Dr. Luh Riniti Rahayu, Koordinator Tim Pembatasan Penggunaan Plastik Sekali Pakai (PSP) dan Pengelolaan Sampah Berbasis Sumber (PSBS) Provinsi Bali, mengungkapkan bahwa penanganan sampah plastik di pasar tradisional merupakan area yang paling sulit diintervensi. "Kesulitan utama terletak pada kebiasaan penggunaan plastik yang sudah mendarah daging di pasar tradisional. Hampir semua aktivitas di pasar bergantung pada plastik," ujarnya.
Di Bali sendiri, terdapat sekitar 320 pasar tradisional. Permasalahan yang ada semakin kompleks dengan masih mudahnya kantong plastik sekali pakai ditemukan di pasaran. Selain itu, pengawasan yang kurang berkelanjutan dan kesulitan dalam mengubah perilaku masyarakat di pasar, termasuk pedagang dan pembeli, turut memperparah situasi.
Berbeda dengan pasar modern, pusat perbelanjaan, dan minimarket yang sudah mulai menerapkan penggunaan kantong non-plastik, pasar tradisional masih jauh tertinggal. "Kami tidak sepenuhnya anti-plastik, namun fokus kami adalah pada pengurangan penggunaan plastik sekali pakai. Kenyataannya, tingkat kepatuhan terhadap aturan pembatasan plastik masih sangat rendah, contohnya di Pasar Sanglah dan Pasar Badung di Denpasar," tegas Riniti.
Peraturan Gubernur (Pergub) Bali Nomor 97 Tahun 2018 tentang Pembatasan Timbulan Sampah Plastik Sekali Pakai sebenarnya telah mengatur pembatasan penggunaan plastik sekali pakai di Bali. Namun, implementasinya belum berjalan optimal.
Sebagai solusi sementara, sebelum ditemukan alternatif pengganti plastik yang lebih ramah lingkungan, masyarakat diimbau untuk membawa tas belanja sendiri saat berbelanja ke pasar.
Gubernur Bali, I Wayan Koster, sebelumnya menyatakan bahwa Pergub 97/2018 telah berhasil diimplementasikan di pasar modern, pusat perbelanjaan, hotel, dan restoran. Namun, implementasinya masih menemui kegagalan di pasar tradisional. "Di pasar tradisional, komitmen terhadap pengurangan penggunaan plastik terlihat menurun. Penggunaan tas kresek justru semakin meningkat," ungkap Koster.

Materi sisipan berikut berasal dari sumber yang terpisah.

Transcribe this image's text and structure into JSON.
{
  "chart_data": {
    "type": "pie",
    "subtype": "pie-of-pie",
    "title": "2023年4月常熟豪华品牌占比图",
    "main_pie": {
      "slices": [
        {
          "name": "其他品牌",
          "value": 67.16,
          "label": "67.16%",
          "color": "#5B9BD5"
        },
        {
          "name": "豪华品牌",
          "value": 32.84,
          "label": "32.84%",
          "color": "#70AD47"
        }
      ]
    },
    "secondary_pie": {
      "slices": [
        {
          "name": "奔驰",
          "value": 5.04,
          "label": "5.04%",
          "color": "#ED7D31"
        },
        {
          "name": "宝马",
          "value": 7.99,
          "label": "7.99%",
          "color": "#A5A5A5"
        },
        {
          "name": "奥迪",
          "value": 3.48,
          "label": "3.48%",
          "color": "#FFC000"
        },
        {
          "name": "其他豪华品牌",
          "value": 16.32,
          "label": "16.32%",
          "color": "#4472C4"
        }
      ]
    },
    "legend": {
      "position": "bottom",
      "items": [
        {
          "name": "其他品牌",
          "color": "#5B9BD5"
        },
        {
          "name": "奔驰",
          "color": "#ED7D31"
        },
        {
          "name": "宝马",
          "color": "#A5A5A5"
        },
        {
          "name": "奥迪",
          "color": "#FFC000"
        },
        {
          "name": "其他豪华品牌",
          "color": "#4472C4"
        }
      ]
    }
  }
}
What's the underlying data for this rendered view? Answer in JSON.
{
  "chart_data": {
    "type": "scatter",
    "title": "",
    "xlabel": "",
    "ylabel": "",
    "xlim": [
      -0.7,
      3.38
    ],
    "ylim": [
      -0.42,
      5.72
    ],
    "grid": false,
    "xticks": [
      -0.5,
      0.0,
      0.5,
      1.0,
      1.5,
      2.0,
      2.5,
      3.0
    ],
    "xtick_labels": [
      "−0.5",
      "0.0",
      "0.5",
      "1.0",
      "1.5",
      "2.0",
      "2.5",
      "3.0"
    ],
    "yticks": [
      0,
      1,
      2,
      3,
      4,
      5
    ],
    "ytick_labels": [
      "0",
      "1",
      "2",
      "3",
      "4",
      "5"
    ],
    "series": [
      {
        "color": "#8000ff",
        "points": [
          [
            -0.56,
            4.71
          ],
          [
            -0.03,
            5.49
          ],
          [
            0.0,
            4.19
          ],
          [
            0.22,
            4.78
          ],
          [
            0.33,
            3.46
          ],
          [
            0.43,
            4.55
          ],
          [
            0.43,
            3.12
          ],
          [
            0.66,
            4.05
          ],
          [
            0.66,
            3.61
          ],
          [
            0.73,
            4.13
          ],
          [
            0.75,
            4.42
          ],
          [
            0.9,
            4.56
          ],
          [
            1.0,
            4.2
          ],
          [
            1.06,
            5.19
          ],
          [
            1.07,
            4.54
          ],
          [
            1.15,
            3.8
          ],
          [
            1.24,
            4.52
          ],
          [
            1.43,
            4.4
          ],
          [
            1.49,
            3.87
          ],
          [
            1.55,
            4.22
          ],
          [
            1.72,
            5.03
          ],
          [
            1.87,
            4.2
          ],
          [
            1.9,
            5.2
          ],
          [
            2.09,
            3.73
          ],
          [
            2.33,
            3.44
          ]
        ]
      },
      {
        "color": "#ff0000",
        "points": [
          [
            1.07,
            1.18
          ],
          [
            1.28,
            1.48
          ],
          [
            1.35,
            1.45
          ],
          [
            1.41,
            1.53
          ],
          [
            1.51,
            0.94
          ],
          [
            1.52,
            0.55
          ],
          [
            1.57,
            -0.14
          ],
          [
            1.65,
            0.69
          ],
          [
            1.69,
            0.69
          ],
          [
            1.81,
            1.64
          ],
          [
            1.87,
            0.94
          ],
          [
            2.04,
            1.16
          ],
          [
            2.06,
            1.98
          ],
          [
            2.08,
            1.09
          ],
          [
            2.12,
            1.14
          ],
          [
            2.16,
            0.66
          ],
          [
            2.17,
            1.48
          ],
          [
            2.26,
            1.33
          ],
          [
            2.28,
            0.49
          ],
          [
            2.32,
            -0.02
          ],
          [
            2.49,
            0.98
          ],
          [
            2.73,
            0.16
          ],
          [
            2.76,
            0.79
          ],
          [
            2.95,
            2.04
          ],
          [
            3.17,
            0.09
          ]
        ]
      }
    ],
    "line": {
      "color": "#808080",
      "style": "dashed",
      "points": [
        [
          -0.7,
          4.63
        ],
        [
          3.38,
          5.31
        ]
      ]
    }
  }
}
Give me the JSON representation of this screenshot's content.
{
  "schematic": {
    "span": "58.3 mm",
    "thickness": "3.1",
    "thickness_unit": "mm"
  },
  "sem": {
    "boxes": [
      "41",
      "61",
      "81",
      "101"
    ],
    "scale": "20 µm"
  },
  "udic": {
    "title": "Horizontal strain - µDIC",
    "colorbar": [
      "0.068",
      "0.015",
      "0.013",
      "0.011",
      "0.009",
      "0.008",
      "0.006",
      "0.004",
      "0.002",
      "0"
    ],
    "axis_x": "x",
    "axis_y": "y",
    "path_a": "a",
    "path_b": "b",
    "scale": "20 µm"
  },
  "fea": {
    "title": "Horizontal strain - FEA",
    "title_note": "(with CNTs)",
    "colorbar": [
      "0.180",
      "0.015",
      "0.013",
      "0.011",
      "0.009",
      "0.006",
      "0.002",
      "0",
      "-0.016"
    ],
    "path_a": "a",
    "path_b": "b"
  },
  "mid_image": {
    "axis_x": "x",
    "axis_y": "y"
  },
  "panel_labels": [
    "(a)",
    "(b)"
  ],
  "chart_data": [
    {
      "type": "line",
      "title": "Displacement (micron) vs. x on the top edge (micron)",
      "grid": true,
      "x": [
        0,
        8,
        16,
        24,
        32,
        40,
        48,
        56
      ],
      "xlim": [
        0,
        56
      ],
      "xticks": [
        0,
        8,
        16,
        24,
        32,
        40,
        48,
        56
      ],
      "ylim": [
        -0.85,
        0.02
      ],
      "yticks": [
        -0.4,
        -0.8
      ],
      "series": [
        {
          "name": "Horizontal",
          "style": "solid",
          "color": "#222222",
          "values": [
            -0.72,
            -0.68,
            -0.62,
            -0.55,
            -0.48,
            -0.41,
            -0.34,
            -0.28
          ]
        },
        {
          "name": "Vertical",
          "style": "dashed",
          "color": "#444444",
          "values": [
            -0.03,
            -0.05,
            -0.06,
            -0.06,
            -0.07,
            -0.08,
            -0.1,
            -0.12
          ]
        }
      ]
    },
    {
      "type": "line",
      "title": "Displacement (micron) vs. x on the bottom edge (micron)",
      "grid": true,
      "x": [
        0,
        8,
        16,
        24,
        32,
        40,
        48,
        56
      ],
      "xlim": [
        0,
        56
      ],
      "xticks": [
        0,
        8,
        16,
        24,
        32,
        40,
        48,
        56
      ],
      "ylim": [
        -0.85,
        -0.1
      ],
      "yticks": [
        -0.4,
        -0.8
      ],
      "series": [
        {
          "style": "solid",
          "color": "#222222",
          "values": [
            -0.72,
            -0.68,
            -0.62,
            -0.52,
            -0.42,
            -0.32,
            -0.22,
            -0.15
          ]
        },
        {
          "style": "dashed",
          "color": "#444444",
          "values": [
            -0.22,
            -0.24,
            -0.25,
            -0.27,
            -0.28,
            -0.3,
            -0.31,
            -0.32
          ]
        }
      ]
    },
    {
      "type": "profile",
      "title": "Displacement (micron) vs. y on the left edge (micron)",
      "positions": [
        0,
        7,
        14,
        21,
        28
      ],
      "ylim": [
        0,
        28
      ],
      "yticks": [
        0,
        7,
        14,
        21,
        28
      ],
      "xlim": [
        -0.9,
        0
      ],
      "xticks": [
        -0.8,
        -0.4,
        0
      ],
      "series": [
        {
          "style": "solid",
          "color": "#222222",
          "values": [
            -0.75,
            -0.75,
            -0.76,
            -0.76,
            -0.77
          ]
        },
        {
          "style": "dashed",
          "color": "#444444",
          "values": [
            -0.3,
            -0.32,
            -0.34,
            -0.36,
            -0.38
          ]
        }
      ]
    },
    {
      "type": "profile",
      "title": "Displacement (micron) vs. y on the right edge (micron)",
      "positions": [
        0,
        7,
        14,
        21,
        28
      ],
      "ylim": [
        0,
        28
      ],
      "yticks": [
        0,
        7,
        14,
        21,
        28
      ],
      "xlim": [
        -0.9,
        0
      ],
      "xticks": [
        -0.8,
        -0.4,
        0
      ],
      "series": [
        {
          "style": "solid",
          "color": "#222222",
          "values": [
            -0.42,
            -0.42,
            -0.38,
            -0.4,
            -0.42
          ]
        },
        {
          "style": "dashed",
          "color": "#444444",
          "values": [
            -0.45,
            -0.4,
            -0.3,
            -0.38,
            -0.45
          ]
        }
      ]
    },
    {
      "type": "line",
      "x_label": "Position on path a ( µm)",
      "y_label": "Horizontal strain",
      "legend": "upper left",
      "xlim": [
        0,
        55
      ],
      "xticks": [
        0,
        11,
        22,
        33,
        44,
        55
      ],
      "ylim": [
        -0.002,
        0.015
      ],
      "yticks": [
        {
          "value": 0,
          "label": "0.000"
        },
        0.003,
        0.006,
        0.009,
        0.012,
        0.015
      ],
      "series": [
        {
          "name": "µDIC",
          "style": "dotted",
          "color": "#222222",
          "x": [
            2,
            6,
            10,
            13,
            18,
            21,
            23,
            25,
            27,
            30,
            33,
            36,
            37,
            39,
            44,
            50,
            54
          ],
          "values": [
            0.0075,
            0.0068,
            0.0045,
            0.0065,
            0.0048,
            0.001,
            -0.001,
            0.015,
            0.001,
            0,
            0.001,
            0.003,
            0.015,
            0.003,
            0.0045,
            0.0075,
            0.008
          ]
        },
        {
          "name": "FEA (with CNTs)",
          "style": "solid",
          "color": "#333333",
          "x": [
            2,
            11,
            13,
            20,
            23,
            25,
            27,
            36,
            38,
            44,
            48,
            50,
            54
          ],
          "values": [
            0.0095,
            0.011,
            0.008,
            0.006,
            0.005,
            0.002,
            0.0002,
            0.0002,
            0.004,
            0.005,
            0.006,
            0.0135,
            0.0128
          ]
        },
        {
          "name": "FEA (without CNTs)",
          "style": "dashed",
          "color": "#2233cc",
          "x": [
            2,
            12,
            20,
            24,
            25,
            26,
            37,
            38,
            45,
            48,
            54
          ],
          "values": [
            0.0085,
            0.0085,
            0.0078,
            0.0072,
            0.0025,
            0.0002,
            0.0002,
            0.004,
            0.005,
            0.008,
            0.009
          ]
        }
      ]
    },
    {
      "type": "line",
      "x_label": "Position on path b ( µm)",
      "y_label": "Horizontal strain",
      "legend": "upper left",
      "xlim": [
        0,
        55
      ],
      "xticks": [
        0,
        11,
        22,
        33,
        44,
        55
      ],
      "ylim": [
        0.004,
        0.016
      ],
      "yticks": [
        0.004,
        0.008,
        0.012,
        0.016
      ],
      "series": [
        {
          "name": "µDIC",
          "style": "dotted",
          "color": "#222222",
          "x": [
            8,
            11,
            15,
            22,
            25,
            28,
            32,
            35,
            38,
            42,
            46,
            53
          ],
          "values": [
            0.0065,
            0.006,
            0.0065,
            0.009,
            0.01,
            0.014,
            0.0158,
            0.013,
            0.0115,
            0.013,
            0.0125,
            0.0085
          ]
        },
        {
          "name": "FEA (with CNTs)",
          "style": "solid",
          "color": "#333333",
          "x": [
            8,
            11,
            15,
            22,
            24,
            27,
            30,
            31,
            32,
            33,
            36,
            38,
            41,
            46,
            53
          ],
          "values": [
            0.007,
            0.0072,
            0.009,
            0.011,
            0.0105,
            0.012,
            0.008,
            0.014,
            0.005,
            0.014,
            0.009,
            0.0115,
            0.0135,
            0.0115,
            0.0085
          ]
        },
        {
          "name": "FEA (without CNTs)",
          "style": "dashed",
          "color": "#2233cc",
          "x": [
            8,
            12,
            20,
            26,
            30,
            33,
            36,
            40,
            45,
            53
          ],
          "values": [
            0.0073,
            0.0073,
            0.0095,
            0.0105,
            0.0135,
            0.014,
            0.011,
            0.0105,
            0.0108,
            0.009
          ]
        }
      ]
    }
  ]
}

"Kita harus meningkatkan intensitas pengawasan dan bekerja lebih keras lagi. Dalam upaya pembatasan penggunaan plastik sekali pakai ini, kita harus tegas dan tidak ada kompromi," pungkasnya.
Beberapa faktor yang menyebabkan sulitnya penanganan sampah plastik di pasar tradisional Bali:
- Kebiasaan pedagang dan pembeli menggunakan plastik sekali pakai.
- Ketersediaan plastik sekali pakai yang masih tinggi.
- Kurangnya pengawasan yang berkelanjutan.
- Sulitnya mengubah perilaku masyarakat.
Pemerintah Provinsi Bali terus berupaya mencari solusi untuk mengatasi permasalahan sampah plastik di pasar tradisional. Upaya-upaya yang dilakukan antara lain:
- Meningkatkan pengawasan terhadap penggunaan plastik sekali pakai.
- Mengedukasi masyarakat tentang bahaya sampah plastik.
- Mendorong penggunaan alternatif pengganti plastik yang lebih ramah lingkungan.
- Memberikan insentif kepada pedagang yang mengurangi penggunaan plastik sekali pakai.